Do you like books? Yes? Well, then you should stop reading right now. If you don’t like books, you can continue to read. If you ever wanted to know everything about America’s culture, from their sex life to their immigrants, that knowledge is now available. No, it is not available through history books or the stories your grandfather tells every year on Columbus Day. The culture of the United States is detailed through “I Am America (And So Can You!),” Stephen Colbert’s first book.
Colbert starts off the book with the retelling of his earliest childhood memories-when he thought his parents were leaving him for his babysitter, and when he went to the zoo and saw two rhinos get frisky with each other. From there, he dives right into the nuclear family of America, breaking it down from mating to dysfunctional families to divorce.
For the elderly, Colbert includes a page of stickers to help them remember important parts of the book that they liked. There are blocks of texts in 30-pt font that Colbert wants them to read. For example, “our elders are a precious resource.”
There is a chapter on sex and dating, but Colbert covers his young readers by having a “Sex And Dating Chapter Pledge for Unwed Youth,” to be signed by a parent or guardian. The pledge states that a young unwed adult will not have sex until marriage.
To include the diverse, growing population of America, Colbert has a chapter titled “Homosexuals (Do Not Read By Glowstick Light),” as well as “Immigrants (No Way Jose),” and “Science (Thanks for the Nukes, Now Go Away).”
The homosexual chapter includes an interactive maze to find out if you are gay or not, along with an essay from a reformed homosexual.
“If there’s a bigger contributor to left-wing elitist brainwashing than colleges and universities, I’d like to see it,” says Colbert in his introduction to the chapter on education. Colbert goes to use the Unabomber as an example of what can happen when achieving a degree can be dangerous.
Colbert gets away with exploiting or poking fun at one group of people by having chapters that cover everyone. There is no one that he does not make fun of in “I Am America (And So Can You!).” While Colbert’s TV show is mainly political and current events based, his book covers everyday truths about Americans.
Colbert’s “I Am America (And So Can You!)” is a refreshing, clever look at America’s culture and lifestyle. Though it is 230 pages long, it is filled with bulleted sections, spot color, diagrams, cartoons, mazes and margin notes. Similar to how Colbert gains attention from audiences through his humorous and colorful twist on hard news stories in his TV show on Comedy Central, “The Colbert Report,” his book will likely have the same effect on making a serious topic easy to digest by a wide variety of people. Colbert’s book is like viewing his show through written form. It is an extended and organized version of his comedic show. At the end of reading this book, you can also deem books with “the Stephen T. Colbert Award for The Literary Excellence” with the included page of medallion stickers.
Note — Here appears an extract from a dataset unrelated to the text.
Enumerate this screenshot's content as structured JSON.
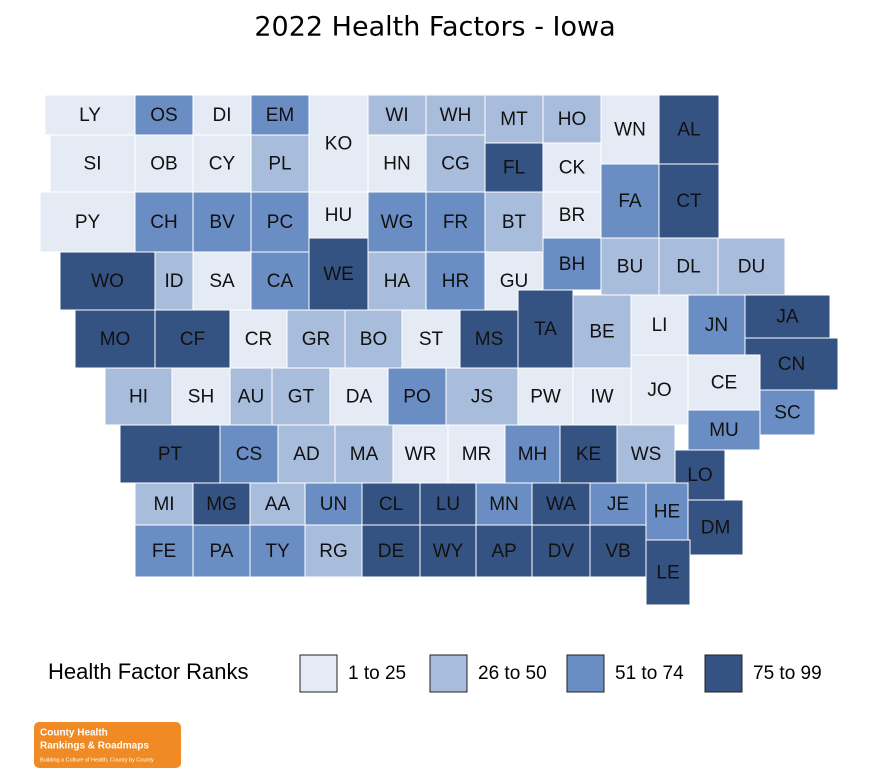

Though it is hard to pull off a comedic tone throughout an entire book without the reader growing tired of it, Colbert uses his same wit in his T.V. show as he does in this book.
Fans of another tongue-in-cheek book on pop culture, “Sex, Drugs, and Cocoa Puffs” (Chuck Klosterman), will find “I Am America (And So Can You!)” equally amusing and truthful about Americans. This book focused mainly on music, television, movie and media influences, and how they impacted on the way people act in their real lives. Colbert’s book covers more diverse groups of Americans, however, than Klosterman did in his book, and Colbert’s book has margin-notes, which means that it is automatically better.
Joining the ranks of Hillary, Obama, Dennis Kucinich, and Ron Paul, Colbert has recently announced that he will run for president. Colbert has even beat these other candidates in polls. It is proof that a sharp, comedic approach to serious topics is the best way to get people to listen.